The traditional fish and chips was airy and crisp. My two-pound steamed lobster, served with an ear of sweet white corn, also was properly done. And though 90 percent of the menu is seafood, there is a small selection of prime meats worth considering. Our New York strip steak was excellent.
But the giant shrimp cocktails were inconsistent. The first was dry and chewy; the second, a picture of succulent luxury. And the crabcakes took a turn for the worse the second time I ordered them, the crust thick to the point of toughness and the stuffing oddly fishy.
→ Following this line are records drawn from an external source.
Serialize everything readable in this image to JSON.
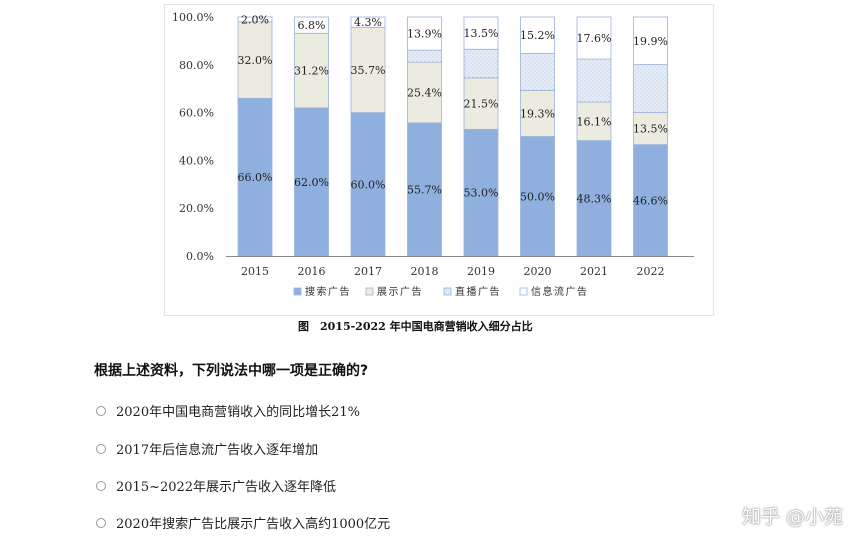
{
  "chart_data": {
    "type": "bar",
    "stacked": true,
    "categories": [
      "2015",
      "2016",
      "2017",
      "2018",
      "2019",
      "2020",
      "2021",
      "2022"
    ],
    "series": [
      {
        "name": "搜索广告",
        "values": [
          66.0,
          62.0,
          60.0,
          55.7,
          53.0,
          50.0,
          48.3,
          46.6
        ],
        "labels": [
          "66.0%",
          "62.0%",
          "60.0%",
          "55.7%",
          "53.0%",
          "50.0%",
          "48.3%",
          "46.6%"
        ],
        "color": "#8fb0de",
        "pattern": "solid"
      },
      {
        "name": "展示广告",
        "values": [
          32.0,
          31.2,
          35.7,
          25.4,
          21.5,
          19.3,
          16.1,
          13.5
        ],
        "labels": [
          "32.0%",
          "31.2%",
          "35.7%",
          "25.4%",
          "21.5%",
          "19.3%",
          "16.1%",
          "13.5%"
        ],
        "color": "#ecebe0",
        "pattern": "light"
      },
      {
        "name": "直播广告",
        "values": [
          0,
          0,
          0,
          5.0,
          12.0,
          15.5,
          18.0,
          20.0
        ],
        "labels": [],
        "color": "#dde8f6",
        "pattern": "dots"
      },
      {
        "name": "信息流广告",
        "values": [
          2.0,
          6.8,
          4.3,
          13.9,
          13.5,
          15.2,
          17.6,
          19.9
        ],
        "labels": [
          "2.0%",
          "6.8%",
          "4.3%",
          "13.9%",
          "13.5%",
          "15.2%",
          "17.6%",
          "19.9%"
        ],
        "color": "#ffffff",
        "pattern": "white"
      }
    ],
    "yticks": [
      "0.0%",
      "20.0%",
      "40.0%",
      "60.0%",
      "80.0%",
      "100.0%"
    ],
    "ylim": [
      0,
      100
    ],
    "title": "图　2015-2022 年中国电商营销收入细分占比",
    "xlabel": "",
    "ylabel": "",
    "legend_position": "bottom",
    "grid": false
  },
  "caption": "图　2015-2022 年中国电商营销收入细分占比",
  "question": "根据上述资料，下列说法中哪一项是正确的?",
  "options": [
    "2020年中国电商营销收入的同比增长21%",
    "2017年后信息流广告收入逐年增加",
    "2015~2022年展示广告收入逐年降低",
    "2020年搜索广告比展示广告收入高约1000亿元"
  ],
  "watermark": "知乎 @小苑"
}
It was a sign of things to come. The stuffed "baby" flounder was so small that it could have been an infant and the fillets so overcooked that they disintegrated on the fork. The grey sole was so encased in Parmesan bread crumbs that it looked like two potato pancakes ringed by a drizzle of butter sauce too wimpy to do justice to the insinuation of indulgence.
Asian ingredients have made headway on virtually every mainstream-restaurant menu, and McCormick & Schmick's is no exception. A soy-based ginger-ponzu sauce added interest to seared Chilean sea bass, but the accompanying jasmine rice managed to be both gluey and crunchy.
A coconut milk-based curry sauce lent sweet and spicy intrigue to a perfectly grilled catfish fillet. Yet the same sauce with steamed mussels was heavy-handed and syrupy sweet.
The desserts weren't knockouts, either. Eating the brioche bread pudding, waterlogged with custard, was like spooning through slippery soup. The fruit inside the three-berry cobbler was sticky, and its tartness made me wince.
The best finales were an upside-down apple pie topped with a walnut caramel crust and a key lime pie that had the citrus snap and cracker crust down pat. But they couldn't salvage a meal that had lost its grip on a great concept and a lustrous room.
Granted, McCormick & Schmick's is a 35-restaurant chain, and many chains focus more on costs than on quality control. But other corporate restaurants that have branched into Philadelphia, including Capital Grille at Broad and Chestnut and Devon Seafood Grill (owned by Houlihan's) on Rittenhouse Square, have proven that chains can achieve excellence or at least consistent high quality.
No doubt, a chain's buying power enables it to offer the ingredients of luxury for less. But if the cooking can't match the artifice, even the best "value buzz" will eventually fade away.